Il considérait sa « folie d’Assas », lieu de son atelier (aujourd’hui 100 bis rue d’Assas), comme propice à sa création, au milieu des arbres, à même la terre. Il a pu être conservé, restauré en 2012, et présente à peu près deux fois par an des expositions intelligemment conçues, qui utilisent un espace restreint, mais inspirant, autour de l’atelier lui-même, du jardin et des éléments d’habitation qui constituent le musée. Ainsi en est-il de celle qui est en cours et qui est destinée aux visiteurs susceptibles d’être fasciné par l’origine, l’existence, la matérialité, la transférabilité, la capacité de métamorphose, l’aspérité et la douceur de la pierre.
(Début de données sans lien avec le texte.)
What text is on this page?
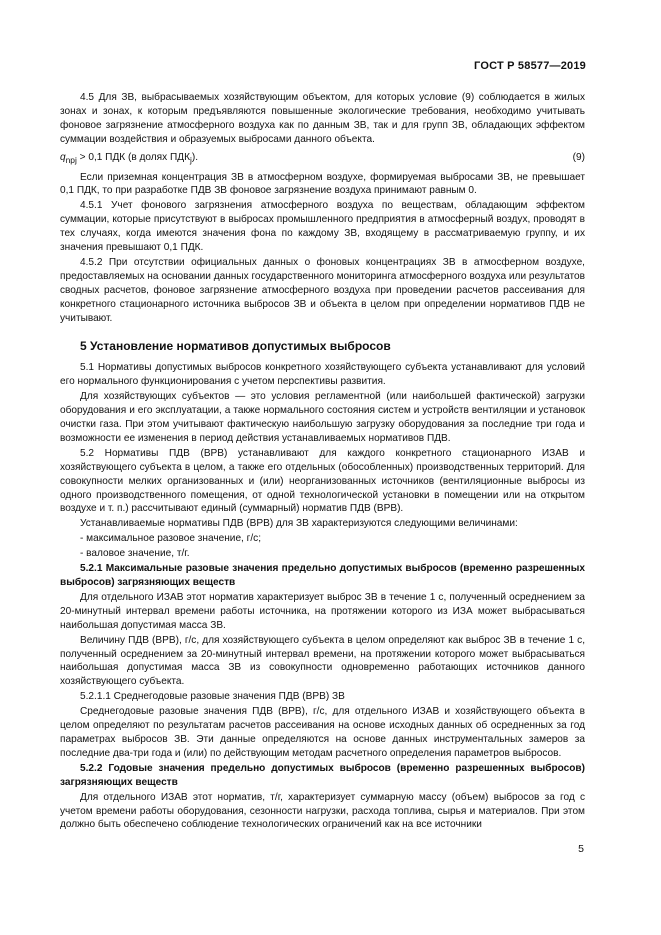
ГОСТ Р 58577—2019

4.5 Для ЗВ, выбрасываемых хозяйствующим объектом, для которых условие (9) соблюдается в жилых зонах и зонах, к которым предъявляются повышенные экологические требования, необходимо учитывать фоновое загрязнение атмосферного воздуха как по данным ЗВ, так и для групп ЗВ, обладающих эффектом суммации воздействия и образуемых выбросами данного объекта.

$q_{npj} > 0,1$ ПДК (в долях $ПДК_j$).	(9)

Если приземная концентрация ЗВ в атмосферном воздухе, формируемая выбросами ЗВ, не превышает 0,1 ПДК, то при разработке ПДВ ЗВ фоновое загрязнение воздуха принимают равным 0.

4.5.1 Учет фонового загрязнения атмосферного воздуха по веществам, обладающим эффектом суммации, которые присутствуют в выбросах промышленного предприятия в атмосферный воздух, проводят в тех случаях, когда имеются значения фона по каждому ЗВ, входящему в рассматриваемую группу, и их значения превышают 0,1 ПДК.

4.5.2 При отсутствии официальных данных о фоновых концентрациях ЗВ в атмосферном воздухе, предоставляемых на основании данных государственного мониторинга атмосферного воздуха или результатов сводных расчетов, фоновое загрязнение атмосферного воздуха при проведении расчетов рассеивания для конкретного стационарного источника выбросов ЗВ и объекта в целом при определении нормативов ПДВ не учитывают.

5 Установление нормативов допустимых выбросов

5.1 Нормативы допустимых выбросов конкретного хозяйствующего субъекта устанавливают для условий его нормального функционирования с учетом перспективы развития.

Для хозяйствующих субъектов — это условия регламентной (или наибольшей фактической) загрузки оборудования и его эксплуатации, а также нормального состояния систем и устройств вентиляции и установок очистки газа. При этом учитывают фактическую наибольшую загрузку оборудования за последние три года и возможности ее изменения в период действия устанавливаемых нормативов ПДВ.

5.2 Нормативы ПДВ (ВРВ) устанавливают для каждого конкретного стационарного ИЗАВ и хозяйствующего субъекта в целом, а также его отдельных (обособленных) производственных территорий. Для совокупности мелких организованных и (или) неорганизованных источников (вентиляционные выбросы из одного производственного помещения, от одной технологической установки в помещении или на открытом воздухе и т. п.) рассчитывают единый (суммарный) норматив ПДВ (ВРВ).

Устанавливаемые нормативы ПДВ (ВРВ) для ЗВ характеризуются следующими величинами:

- максимальное разовое значение, г/с;

- валовое значение, т/г.

5.2.1 Максимальные разовые значения предельно допустимых выбросов (временно разрешенных выбросов) загрязняющих веществ

Для отдельного ИЗАВ этот норматив характеризует выброс ЗВ в течение 1 с, полученный осреднением за 20-минутный интервал времени работы источника, на протяжении которого из ИЗА может выбрасываться наибольшая допустимая масса ЗВ.

Величину ПДВ (ВРВ), г/с, для хозяйствующего субъекта в целом определяют как выброс ЗВ в течение 1 с, полученный осреднением за 20-минутный интервал времени, на протяжении которого может выбрасываться наибольшая допустимая масса ЗВ из совокупности одновременно работающих источников данного хозяйствующего субъекта.

5.2.1.1 Среднегодовые разовые значения ПДВ (ВРВ) ЗВ

Среднегодовые разовые значения ПДВ (ВРВ), г/с, для отдельного ИЗАВ и хозяйствующего объекта в целом определяют по результатам расчетов рассеивания на основе исходных данных об осредненных за год параметрах выбросов ЗВ. Эти данные определяются на основе данных инструментальных замеров за последние два-три года и (или) по действующим методам расчетного определения параметров выбросов.

5.2.2 Годовые значения предельно допустимых выбросов (временно разрешенных выбросов) загрязняющих веществ

Для отдельного ИЗАВ этот норматив, т/г, характеризует суммарную массу (объем) выбросов за год с учетом времени работы оборудования, сезонности нагрузки, расхода топлива, сырья и материалов. При этом должно быть обеспечено соблюдение технологических ограничений как на все источники

5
Elle permet une sorte de voyage dans un temps très long, voyage que peut avoir inspiré Freud, collectionneur lui-même, passionné d’antiquité(s), donc de sculpture, et dans la sculpture par les capacités de la pierre pure, considérant que le processus d’élaboration d’une sculpture minérale présente des analogies avec le fonctionnement psychosomatique du rêve – ce que Brancusi a traduit, à propos du Baiser, en disant que « la main pense et suit la pensée de la matière ».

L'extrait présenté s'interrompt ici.